By June 3, 2014January 15th, 2016No Comments

Reproduced with permission from Daily Labor Report, 101 DLR A-8 (May 27, 2014). Copyright 2014 by The Bureau of National Affairs, Inc. (800-372-1033) <http://www.bna.com>

By Lorraine McCarthy

May 27 — Philadelphia residents voted 3-1 on May 20 to approve a ballot question empowering the city council to extend the reach of the city’s minimum wage and benefit requirements; and a bill was offered May 22 to effect the change.

The ballot question approved by 75.5 percent of voters proposed an amendment to the city charter allowing the council to extend to subcontractors the minimum wage mandate that now applies only to general contractors doing business directly with the city of Philadelphia.

Passage of the charter change initiative represents a victory for a coalition of unions and faith-based groups that has worked for years to expand Philadelphia’s 21st Century Minimum Wage and Benefits Standard to employees of municipal subcontractors, in particular Philadelphia International Airport workers.

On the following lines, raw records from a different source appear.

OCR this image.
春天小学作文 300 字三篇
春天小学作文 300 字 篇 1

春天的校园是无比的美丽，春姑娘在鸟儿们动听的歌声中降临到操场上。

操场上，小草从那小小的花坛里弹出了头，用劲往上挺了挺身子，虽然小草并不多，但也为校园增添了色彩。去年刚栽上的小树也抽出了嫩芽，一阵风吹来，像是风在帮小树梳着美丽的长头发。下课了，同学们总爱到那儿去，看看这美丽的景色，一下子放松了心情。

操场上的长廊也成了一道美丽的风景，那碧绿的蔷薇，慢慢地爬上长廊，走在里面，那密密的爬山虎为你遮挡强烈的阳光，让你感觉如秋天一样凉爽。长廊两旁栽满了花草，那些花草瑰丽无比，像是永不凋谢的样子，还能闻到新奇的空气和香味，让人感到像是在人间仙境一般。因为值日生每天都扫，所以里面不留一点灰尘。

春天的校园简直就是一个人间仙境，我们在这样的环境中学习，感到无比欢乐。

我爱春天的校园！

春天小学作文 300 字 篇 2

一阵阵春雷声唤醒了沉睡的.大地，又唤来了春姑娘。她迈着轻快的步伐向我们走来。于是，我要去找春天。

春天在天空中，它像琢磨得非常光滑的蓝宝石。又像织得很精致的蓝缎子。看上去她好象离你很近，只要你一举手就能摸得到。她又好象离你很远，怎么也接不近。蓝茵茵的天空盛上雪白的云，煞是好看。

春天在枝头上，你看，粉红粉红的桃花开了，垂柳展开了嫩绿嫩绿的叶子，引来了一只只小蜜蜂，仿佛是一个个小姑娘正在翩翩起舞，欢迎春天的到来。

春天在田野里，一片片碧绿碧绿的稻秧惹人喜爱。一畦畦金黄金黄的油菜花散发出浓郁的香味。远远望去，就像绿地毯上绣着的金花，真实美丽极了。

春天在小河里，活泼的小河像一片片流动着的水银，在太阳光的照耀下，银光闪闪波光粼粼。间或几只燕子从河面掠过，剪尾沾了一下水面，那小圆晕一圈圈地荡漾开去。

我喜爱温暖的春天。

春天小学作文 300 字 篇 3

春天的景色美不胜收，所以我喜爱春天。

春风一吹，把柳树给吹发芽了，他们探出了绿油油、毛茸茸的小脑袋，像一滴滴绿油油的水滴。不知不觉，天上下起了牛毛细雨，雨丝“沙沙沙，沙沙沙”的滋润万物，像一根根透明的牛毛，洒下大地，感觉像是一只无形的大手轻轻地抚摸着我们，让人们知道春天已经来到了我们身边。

A proposed $6 billion airport expansion project that is expected to create 5,000 permanent jobs “could be an opportunity for low-income folks in Philadelphia to move into the middle class’’ if subcontractors have to meet the same pay and benefits standards as direct contractors, according to David Koppisch, a spokesman for Philadelphians Organized to Witness, Empower and Rebuild. POWER is a racial and economic justice organization that includes members of 41 congregations.

Following voter approval of the ballot question, all 16 members of the city council signed on to a proposed ordinance (Bill No. 140488) introduced by Councilman W. Wilson Goode Jr. (D) May 22. The measure would increase the $10.88 hourly minimum wage for city contractors to $12 effective Jan. 1, 2015, index it to inflation, and extend the wage floor mandate to all subcontractors doing city work.

A hearing on the bill is scheduled for June 10.

Mayor Michael A. Nutter (D) issued an executive order May 6 with similar provisions, although it will apply only to first-tier municipal contractors (87 DLR A-8, 5/6/14).

“We appreciate what the mayor has done,’’ Dwayne Royster, executive director of POWER, told Bloomberg BNA May 27.

Nevertheless, Royster said, the ballot initiative was critical. It’s more permanent than an executive order, which can be changed or rescinded, he said. And the initiative enables the city council to enact an ordinance that goes beyond the executive order by passing along the minimum wage mandate to all subcontractors, not just first-tier subcontractors, he said.

Royster said enactment of the ordinance would give a raise to about 3,000 subcontracted workers at the airport, who earn an average of $7.85 an hour. He said there is no reliable estimate of the total number of subcontracted municipal workers who would be affected citywide.